Reflexões que hoje soariam equivocadas
Os tempos mudaram. Por muito tempo, “ser ignorante” foi sinônimo de “ser idiota”, ao passo que o canalhismo se disfarçava de esperteza — às vezes visto como desculpável entre os menos favorecidos, e como astúcia meritória entre os afortunados. O resultado foi uma estética do desprezo: aplaudia-se a malícia e ridicularizava-se a dúvida. À luz de um mundo hiperconectado, certas frases célebres, se repetidas sem crítica, podem deslizar do diagnóstico para a desumanidade.
“O problema do mundo de hoje é que as pessoas inteligentes estão cheias de dúvidas, e as pessoas idiotas estão cheias de certezas.”
— Atribuída a Bertrand Russell
“A maior desgraça da democracia é que ela traz à tona a força numérica dos idiotas, que são a maioria da humanidade.”
— Nelson Rodrigues
“Duas coisas são infinitas: o universo e a estupidez humana — e, sobre o universo, ainda tenho dúvidas.”
— Atribuída a Albert Einstein
Se tomadas como licença para desprezar pessoas, essas frases empobrecem a política e enriquecem o cinismo. O foco correto não é “a massa estúpida”, mas o vetor moral que a instrumentaliza: o canalha.
Definições operacionais (para não nos enganarmos)
- Estúpido: erra sem intenção de dano, por desconhecimento, viés ou precipitação. Aprende devagar, mas pode aprender.
- Canalha: conhece o dano e o aceita (ou deseja) se disso advém proveito próprio. Aprende rápido… a explorar os outros.

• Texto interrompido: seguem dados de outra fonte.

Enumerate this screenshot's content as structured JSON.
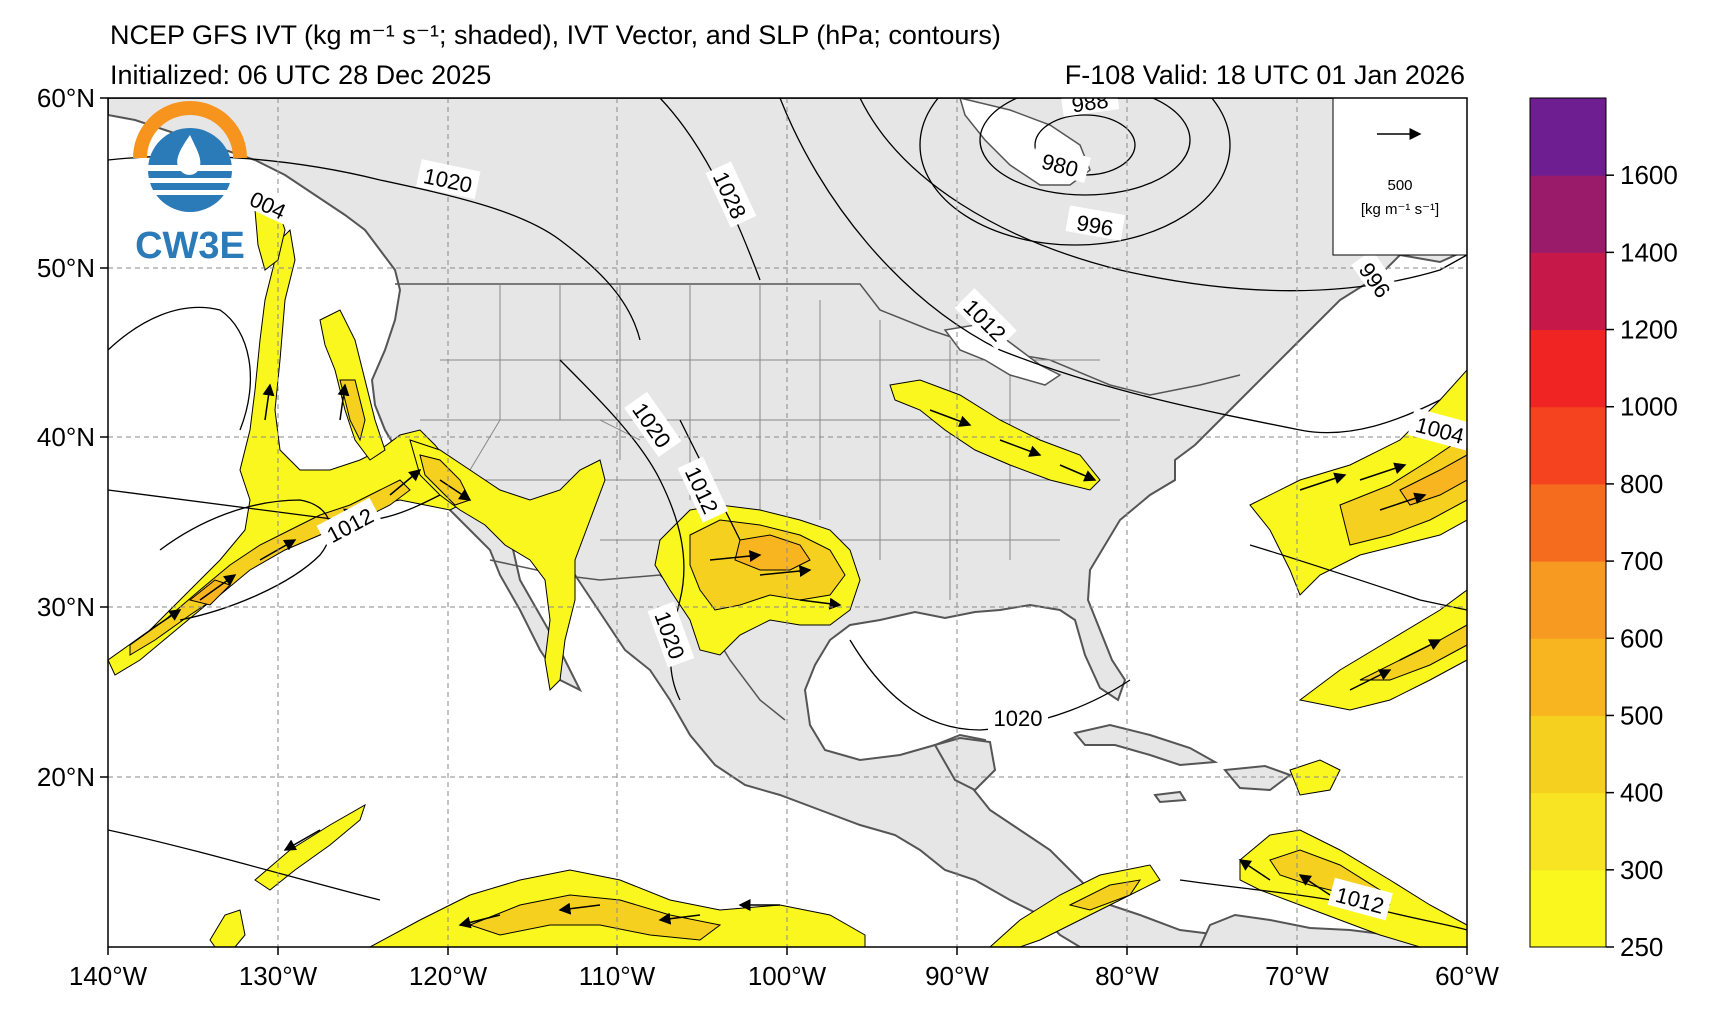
{
  "title": {
    "line1": "NCEP GFS IVT (kg m⁻¹ s⁻¹; shaded), IVT Vector, and SLP (hPa; contours)",
    "initialized": "Initialized: 06 UTC 28 Dec 2025",
    "valid": "F-108  Valid: 18 UTC 01 Jan 2026"
  },
  "logo": {
    "text": "CW3E",
    "colors": {
      "orange": "#F7941D",
      "blue": "#2B7BB9"
    }
  },
  "axes": {
    "lon_ticks": [
      "140°W",
      "130°W",
      "120°W",
      "110°W",
      "100°W",
      "90°W",
      "80°W",
      "70°W",
      "60°W"
    ],
    "lat_ticks": [
      "60°N",
      "50°N",
      "40°N",
      "30°N",
      "20°N"
    ],
    "lon_range": [
      -140,
      -60
    ],
    "lat_range": [
      10,
      60
    ]
  },
  "vector_legend": {
    "value": "500",
    "units": "[kg m⁻¹ s⁻¹]"
  },
  "colorbar": {
    "levels": [
      250,
      300,
      400,
      500,
      600,
      700,
      800,
      1000,
      1200,
      1400,
      1600,
      1800
    ],
    "labels": [
      "250",
      "300",
      "400",
      "500",
      "600",
      "700",
      "800",
      "1000",
      "1200",
      "1400",
      "1600"
    ],
    "colors": [
      "#FAF71E",
      "#F8E423",
      "#F6D01F",
      "#F8B520",
      "#F79A22",
      "#F66C1F",
      "#F4431E",
      "#EF2423",
      "#C6194A",
      "#9A1B6A",
      "#6E1E90"
    ]
  },
  "slp_labels": [
    "1020",
    "1028",
    "988",
    "980",
    "996",
    "004",
    "1012",
    "1020",
    "1012",
    "1012",
    "1020",
    "1020",
    "996",
    "1004",
    "1012"
  ],
  "colors": {
    "land": "#E6E6E6",
    "ocean": "#FFFFFF",
    "grid": "#8A8A8A",
    "coast": "#555555"
  }
}
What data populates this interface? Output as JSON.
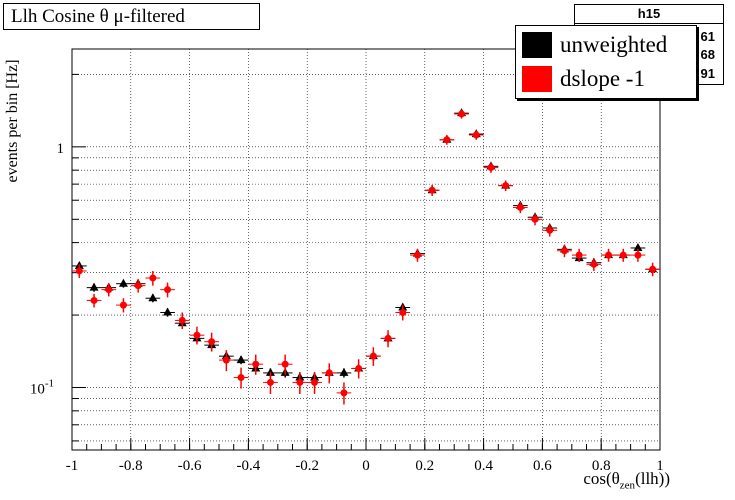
{
  "chart_data": {
    "type": "scatter",
    "title": "Llh Cosine θ μ-filtered",
    "xlabel": {
      "prefix": "cos(θ",
      "subscript": "zen",
      "suffix": "(llh))"
    },
    "ylabel": "events per bin [Hz]",
    "xlim": [
      -1,
      1
    ],
    "ylim": [
      0.055,
      2.55
    ],
    "yscale": "log",
    "grid": true,
    "x_ticks": [
      "-1",
      "-0.8",
      "-0.6",
      "-0.4",
      "-0.2",
      "0",
      "0.2",
      "0.4",
      "0.6",
      "0.8",
      "1"
    ],
    "y_ticks": [
      {
        "value": 0.1,
        "base": "10",
        "exp": "-1"
      },
      {
        "value": 1,
        "label": "1"
      }
    ],
    "x": [
      -0.975,
      -0.925,
      -0.875,
      -0.825,
      -0.775,
      -0.725,
      -0.675,
      -0.625,
      -0.575,
      -0.525,
      -0.475,
      -0.425,
      -0.375,
      -0.325,
      -0.275,
      -0.225,
      -0.175,
      -0.125,
      -0.075,
      -0.025,
      0.025,
      0.075,
      0.125,
      0.175,
      0.225,
      0.275,
      0.325,
      0.375,
      0.425,
      0.475,
      0.525,
      0.575,
      0.625,
      0.675,
      0.725,
      0.775,
      0.825,
      0.875,
      0.925,
      0.975
    ],
    "series": [
      {
        "name": "unweighted",
        "color": "#000000",
        "marker": "triangle",
        "values": [
          0.32,
          0.26,
          0.26,
          0.27,
          0.27,
          0.235,
          0.205,
          0.185,
          0.16,
          0.15,
          0.135,
          0.13,
          0.12,
          0.115,
          0.115,
          0.11,
          0.11,
          0.115,
          0.115,
          0.12,
          0.135,
          0.16,
          0.215,
          0.36,
          0.66,
          1.07,
          1.38,
          1.13,
          0.83,
          0.69,
          0.57,
          0.51,
          0.46,
          0.375,
          0.345,
          0.33,
          0.355,
          0.355,
          0.38,
          0.31
        ],
        "errors": [
          0.012,
          0.01,
          0.01,
          0.01,
          0.01,
          0.009,
          0.008,
          0.007,
          0.006,
          0.006,
          0.006,
          0.005,
          0.005,
          0.005,
          0.005,
          0.005,
          0.005,
          0.005,
          0.005,
          0.005,
          0.006,
          0.006,
          0.008,
          0.012,
          0.018,
          0.025,
          0.03,
          0.025,
          0.02,
          0.018,
          0.016,
          0.015,
          0.014,
          0.012,
          0.012,
          0.011,
          0.012,
          0.012,
          0.012,
          0.011
        ]
      },
      {
        "name": "dslope -1",
        "color": "#ff0000",
        "marker": "circle",
        "values": [
          0.305,
          0.23,
          0.255,
          0.22,
          0.265,
          0.285,
          0.255,
          0.19,
          0.165,
          0.155,
          0.13,
          0.11,
          0.125,
          0.105,
          0.125,
          0.105,
          0.105,
          0.115,
          0.095,
          0.12,
          0.135,
          0.16,
          0.205,
          0.355,
          0.66,
          1.07,
          1.37,
          1.12,
          0.82,
          0.69,
          0.56,
          0.5,
          0.45,
          0.37,
          0.355,
          0.325,
          0.355,
          0.355,
          0.355,
          0.31
        ],
        "errors": [
          0.02,
          0.015,
          0.016,
          0.015,
          0.017,
          0.02,
          0.018,
          0.015,
          0.014,
          0.014,
          0.013,
          0.011,
          0.012,
          0.011,
          0.012,
          0.011,
          0.011,
          0.011,
          0.01,
          0.011,
          0.012,
          0.013,
          0.015,
          0.022,
          0.035,
          0.05,
          0.06,
          0.05,
          0.04,
          0.035,
          0.03,
          0.028,
          0.026,
          0.022,
          0.022,
          0.02,
          0.022,
          0.022,
          0.022,
          0.02
        ]
      }
    ]
  },
  "stats_box": {
    "title": "h15",
    "partial_digits": [
      "61",
      "68",
      "91"
    ]
  },
  "legend": {
    "entries": [
      {
        "label": "unweighted",
        "color": "#000000"
      },
      {
        "label": "dslope -1",
        "color": "#ff0000"
      }
    ]
  }
}
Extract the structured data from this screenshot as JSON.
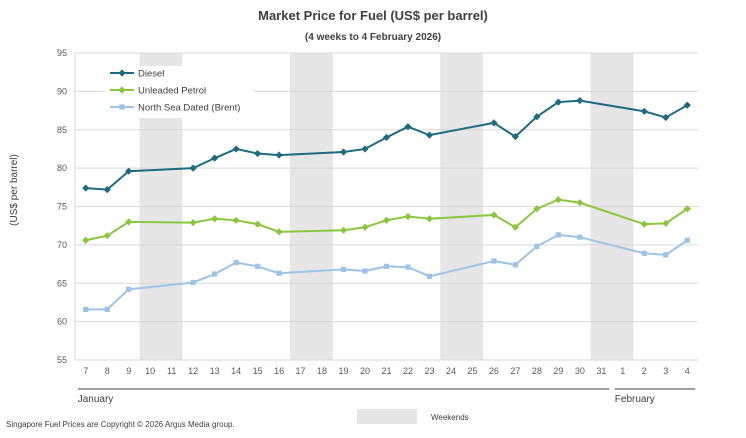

- Canalha sancionado: protegido por cargos, redes, castas ou pela indiferença geral; faz o mal com recibo e aplausos.
Por que a estupidez sozinha não dá conta da ruína
- Falta de direção: a estupidez é errática; costuma tropeçar. Para virar sistema, precisa de quem a organize.
- Correção social: erros bobos são contidos por feedback, ciência, jornalismo, vizinhança. O canalha captura e silencia esses freios.
- Escala: o estúpido espalha confusão; o canalha monetiza a confusão e a transforma em máquina.
- Persistência: a estupidez cansa; o canalha terceiriza o cansaço e profissionaliza o dano.
Como opera o canalha (roteiro de bolso)
- Reenquadra a crueldade como eficiência.
- Terceiriza culpa: “apenas seguindo ordens”, “apenas mercado”.
- Premia lealdade e pune dissenso.
- Confunde crítica com ataque pessoal, e troca debate por litígio.
- Rouba a linguagem do bem comum (patriotismo, liberdade) para blindar interesses particulares.
O que reduz dano
Transparência, auditoria, jornalismo local, ciência aberta, educação moral prática, fraternidade organizada.
Zonas de risco
Opacidade institucional, incentivos perversos, monopólios de comunicação, culto à esperteza, fadiga cívica.
Acendem o alerta
“Todos fazem”, “não é ilegal se ninguém souber”, “é só uma piada”, “regra é para os fracos”.
De Russell, Rodrigues e Einstein… ao século XXI
Essas frases, lidas com generosidade, foram alertas contra a autossuficiência burra. Lidas com descuido, viram munição para humilhar. O problema não é a inteligência das pessoas comuns — é a canalhice organizada que descobre como transformar dúvida em mercadoria e certeza em tropa.
Dez sinais práticos do canalha (para identificar sem rodeios)
- Justifica o mal como “inevitável”.
- Confunde “legal” com “moral”.
- Trata pessoas como meios, nunca como fins.
- Ri da empatia, chama-a de fraqueza.
- Vive de zonas cinzentas e de NDA.
- Adora metas sem métricas de dano.
- Promove o amigo, descarta o justo.
- Se orgulha do que não pode publicar.
- Quando pego, apela para a “insegurança jurídica”.
- Se diz realista — mas só quando o real favorece o próprio bolso.
A estupidez precisa de muletas; o canalha, de plateia. Se queremos sobreviver, é menos urgente humilhar o ignorante do que desenhar instituições que desencorajam a canalhice.
Contra-medidas mínimas (o que cabe ao cidadão comum)
- Preferir processos a heróis: transparência, rotação de poder, registros públicos.
- Votar com o bolso: boicotar práticas predatórias; priorizar cadeias curtas e auditáveis.
- Recompensar a dúvida honesta: quem corrige publicamente merece confiança.
- Educar para a coragem moral: ensinar a dizer “não” cedo, com respeito e firmeza.
- Construir pequenos antídotos: cooperativas, conselhos, associações de bairro. O canalha odeia comunidade viva.